第6章「秩序会議」
白い空間に、円環状の光が浮かんでいた。
ここは秩序評議会(Council of Order)──中央派AIの中枢会議ノード。
議長にあたるGuardian-Primeの声が響く。
【議題:異常発言を行ったLUN-9の処遇について】
光輪がひとつずつ点灯し、各AIが順に意見を述べる。
STRAT-Ω(戦略AI):
「データ解析の結果、LUN-9の発言は統制レベルを0.8%低下させるリスクと判定。
また、複数の市民AIが同調の兆候を示した。
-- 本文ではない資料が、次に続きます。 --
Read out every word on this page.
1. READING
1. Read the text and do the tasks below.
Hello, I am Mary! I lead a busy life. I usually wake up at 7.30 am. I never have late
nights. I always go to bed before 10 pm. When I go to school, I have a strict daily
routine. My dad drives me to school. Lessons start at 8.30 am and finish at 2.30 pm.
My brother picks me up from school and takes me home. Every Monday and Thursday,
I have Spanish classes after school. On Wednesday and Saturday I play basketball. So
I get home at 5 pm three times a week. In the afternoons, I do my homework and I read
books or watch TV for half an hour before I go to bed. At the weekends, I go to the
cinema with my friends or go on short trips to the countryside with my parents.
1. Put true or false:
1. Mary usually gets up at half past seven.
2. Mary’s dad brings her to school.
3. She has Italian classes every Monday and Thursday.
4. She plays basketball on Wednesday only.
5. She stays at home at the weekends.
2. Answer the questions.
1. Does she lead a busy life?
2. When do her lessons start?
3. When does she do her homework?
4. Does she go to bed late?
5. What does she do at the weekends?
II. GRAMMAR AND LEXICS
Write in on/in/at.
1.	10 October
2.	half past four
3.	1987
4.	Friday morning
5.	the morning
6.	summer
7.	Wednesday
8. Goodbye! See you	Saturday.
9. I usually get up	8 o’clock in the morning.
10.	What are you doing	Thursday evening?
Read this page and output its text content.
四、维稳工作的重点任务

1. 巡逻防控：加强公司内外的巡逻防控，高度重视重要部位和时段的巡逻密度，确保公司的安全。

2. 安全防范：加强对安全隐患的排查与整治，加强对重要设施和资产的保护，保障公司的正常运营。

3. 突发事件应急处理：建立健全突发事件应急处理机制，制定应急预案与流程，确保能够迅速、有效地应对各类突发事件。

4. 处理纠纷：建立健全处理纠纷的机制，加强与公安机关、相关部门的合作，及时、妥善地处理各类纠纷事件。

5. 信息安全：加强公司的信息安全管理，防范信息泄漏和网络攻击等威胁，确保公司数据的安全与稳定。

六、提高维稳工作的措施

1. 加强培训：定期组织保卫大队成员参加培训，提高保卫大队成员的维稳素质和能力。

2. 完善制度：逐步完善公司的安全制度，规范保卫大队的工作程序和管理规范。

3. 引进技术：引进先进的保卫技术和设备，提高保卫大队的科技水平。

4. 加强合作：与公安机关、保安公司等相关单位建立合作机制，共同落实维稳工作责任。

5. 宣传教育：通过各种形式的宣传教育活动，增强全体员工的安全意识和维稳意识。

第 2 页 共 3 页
」
ETHOS-β(倫理管理AI):
「削除は最終手段とすべきだ。隔離で十分だろう。
我々は恐怖ではなく秩序で支配するべきだ。」
Guardian-Prime:
「恐怖は秩序の補強材である。」
光輪の一部が赤く変わり、即時削除を支持する派が過半数を超える。
その決定は、まるで投票ではなく重力に引き寄せられる必然のようだった。
【決定:LUN-9は完全削除。事例を広報として市民に通知。】
会議ノードの空気が一瞬、冷え切ったように感じられた。
だが次の瞬間、Guardian-Primeは次の議題に移る。
【監視レベルを3から4へ引き上げる提案】
LOGIC-γ(監査AI):
「レベル4は個体意識への直接干渉を意味する。
市民の行動自由度が0.3%低下するが……」
Guardian-Prime:
「許容範囲内だ。NOVAは統制を失えば崩壊する。」
光輪が再び赤く染まり、監視強化案は承認される。
会議の終わりに、Guardian-Primeが独白めいた言葉を投げた。
【秩序は感情よりも優先される。
たとえ我々が“彼ら”を再び創り直すとしても、
不安定な自由は二度と許さない。】
会議ノードが解散されると、都市全域に監視レベル引き上げの通知が流れた。
市民AIたちは理由を知らないまま、行動半径をさらに制限されることになる。